Na tradição estética chinesa, as cores carregam significados simbólicos ligados à natureza, espiritualidade, equilíbrio e passagem do tempo, conceitos que servem como eixo poético para o concerto.
“Cores da China” apresenta nove obras originais com distintas concepções artísticas, cada uma inspirada em uma cor tradicional chinesa e interpretada por instrumentos tradicionais que traduzem a beleza das cores por meio da poesia e da música:
A Cor da Primeira Aurora (Sheng) – Inspirada na Ode ao Penhasco Vermelho, de Su Shi, da Dinastia Song do Norte (960–1127)
Amarelo Brilhante (Novo Dizi & Konghou) – Inspirada nos Cinco Sonetos dedicados a Yin Mingzuo após um feliz reencontro, de Li Bai, da Dinastia Tang (608–907)
Vermelho Sensual (Zheng) – Inspirada em Primavera na Torre de Jade, de Yan Jidao, da Dinastia Song (960–1127)
A Cor do Lótus (Ruans) – Inspirada em Yuan Hou, de Long Fu, da Dinastia Yuan (1271–1368)
Roxo Claro (Erhu) – Inspirada em Azaleias, de Liu Chang, da Dinastia Song do Norte (960–1127)
Azul Suave (Pipa) – Inspirada em poemas de Yelü Chucai, da Dinastia Yuan (1271–1368)
Crepúsculo Misterioso (Tambores Chineses) – Inspirada em Celebrando a Longevidade pelos Nobres no Festival Qingming, de Wang Yucheng, da Dinastia Song do Norte (960–1127)
Cor do Chá (Suona) – Inspirada em Despedida do Mestre Liangyu em seu retorno à Montanha Kunlun, de Mei Yaochen, da Dinastia Song do Norte (960–1127)

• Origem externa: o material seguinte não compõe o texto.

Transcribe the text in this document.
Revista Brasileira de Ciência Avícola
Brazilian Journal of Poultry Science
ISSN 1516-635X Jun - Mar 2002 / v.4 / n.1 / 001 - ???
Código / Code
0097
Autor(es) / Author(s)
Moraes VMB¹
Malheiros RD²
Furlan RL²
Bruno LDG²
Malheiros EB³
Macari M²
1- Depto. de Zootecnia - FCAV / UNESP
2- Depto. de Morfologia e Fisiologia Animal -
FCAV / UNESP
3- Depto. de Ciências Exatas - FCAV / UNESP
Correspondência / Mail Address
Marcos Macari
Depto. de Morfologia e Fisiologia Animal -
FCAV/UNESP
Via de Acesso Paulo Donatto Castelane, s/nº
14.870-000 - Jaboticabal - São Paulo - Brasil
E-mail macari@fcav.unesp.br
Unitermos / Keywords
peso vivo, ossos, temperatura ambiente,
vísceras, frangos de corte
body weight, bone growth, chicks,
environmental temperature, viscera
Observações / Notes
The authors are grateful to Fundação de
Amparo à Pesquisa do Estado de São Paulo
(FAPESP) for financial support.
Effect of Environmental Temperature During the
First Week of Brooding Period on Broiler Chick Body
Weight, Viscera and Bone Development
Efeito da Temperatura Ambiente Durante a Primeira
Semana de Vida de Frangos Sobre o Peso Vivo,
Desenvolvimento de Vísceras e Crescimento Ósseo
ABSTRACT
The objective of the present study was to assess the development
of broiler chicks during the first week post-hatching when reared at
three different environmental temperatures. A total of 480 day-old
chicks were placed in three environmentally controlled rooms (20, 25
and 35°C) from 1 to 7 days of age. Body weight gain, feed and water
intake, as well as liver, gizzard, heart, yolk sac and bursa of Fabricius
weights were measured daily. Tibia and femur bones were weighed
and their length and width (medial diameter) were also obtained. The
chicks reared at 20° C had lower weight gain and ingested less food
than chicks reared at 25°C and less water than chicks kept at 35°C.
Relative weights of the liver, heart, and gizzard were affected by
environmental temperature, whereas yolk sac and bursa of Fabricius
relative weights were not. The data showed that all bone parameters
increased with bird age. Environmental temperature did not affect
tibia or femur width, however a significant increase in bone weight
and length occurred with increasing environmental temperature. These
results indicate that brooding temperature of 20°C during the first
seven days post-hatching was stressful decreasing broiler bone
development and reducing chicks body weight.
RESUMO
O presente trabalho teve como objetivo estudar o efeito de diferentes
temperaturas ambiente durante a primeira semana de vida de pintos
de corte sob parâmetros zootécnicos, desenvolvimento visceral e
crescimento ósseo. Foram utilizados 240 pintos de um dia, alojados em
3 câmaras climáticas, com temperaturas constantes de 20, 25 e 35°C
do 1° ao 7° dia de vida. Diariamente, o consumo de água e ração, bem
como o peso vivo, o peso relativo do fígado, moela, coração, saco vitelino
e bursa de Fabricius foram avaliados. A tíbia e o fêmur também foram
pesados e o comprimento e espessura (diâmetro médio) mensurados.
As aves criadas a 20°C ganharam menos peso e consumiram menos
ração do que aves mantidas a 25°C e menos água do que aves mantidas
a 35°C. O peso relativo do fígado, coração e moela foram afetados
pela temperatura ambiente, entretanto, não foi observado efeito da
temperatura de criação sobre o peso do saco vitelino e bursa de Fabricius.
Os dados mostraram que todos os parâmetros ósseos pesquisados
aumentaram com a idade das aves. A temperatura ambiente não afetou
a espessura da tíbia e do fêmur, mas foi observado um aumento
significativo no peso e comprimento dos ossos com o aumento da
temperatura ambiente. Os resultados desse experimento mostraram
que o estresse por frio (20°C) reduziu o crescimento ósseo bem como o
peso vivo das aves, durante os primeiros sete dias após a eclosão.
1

Cores Elegantes (Conjunto Instrumental) – Inspirada em Contemplando ao Longe, de Zhang Yunlong, da Dinastia Qing (1644–1912)
Turnê Oficial da Programação do Ano Cultural Brasil-China 2026
Apresenta: Ministério da Cultura e GWM
Patrocínio: SPIC
Produção: Dellarte
Realização: Interlúdio, Ministério da Cultura – Governo do Brasil – Do lado do povo brasileiro
Programa: “Cores da China”
Duração: 70 minutos, sem intervalo
Classificação indicativa: 10 anos
Vendas: DELLARTE
Rio de Janeiro
Local: Sala Cecília Meireles – Rua da Lapa, 47 – Lapa
Data: 30/07/2026 – 19h (quinta-feira)
Preço único: R$ 150,00
Ingressos populares: R$ 50,00
São Paulo
Local: Teatro B32 – R. Lício Nogueira, 92 – Itaim Bibi
Data: 01/08/2026 – 20h (sábado)
Preço único: R$ 150,00
Ingressos populares: R$ 50,00
Brasília
Local: Sala Martins Pena – Teatro Planalto: Via N2 Eixo Monumental – Setor Cultural Norte
Data: 04/08/2026 – 20h (terça-feira)
Preço único: R$ 150,00
Ingressos populares: R$ 50,00
Belo Horizonte
Local: Palácio das Artes – Av. Afonso Pena, 1537 – Centro
Data: 06/08/2026 – 20h (quinta-feira)
Preço único: R$ 150,00
Ingressos populares: R$ 50,00
Curitiba
Local: Capela Santa Maria Espaço Cultural – Rua Conselheiro Laurindo, 273 – Centro
Data: 09/08/2026 – 19h (domingo)
Preço único: R$ 150,00
Ingressos populares: R$ 50,00
Porto Alegre
Local: Teatro Simões Lopes Neto – Rua Riachuelo, 1089 – Centro Histórico
Data: 11/08/2026 – horário a confirmar (terça-feira)
Preço único: R$ 150,00
Ingressos populares: R$ 50,00
Sobre a DELLARTE
Uma das maiores produtoras de soluções e eventos culturais do país, atuando na área da música clássica, jazz e artes performáticas há mais de 40 anos, a Dellarte já realizou mais de 1.500 apresentações para mais de 3 milhões de pessoas, trazendo para o Brasil atrações do cenário cultural ao redor do mundo.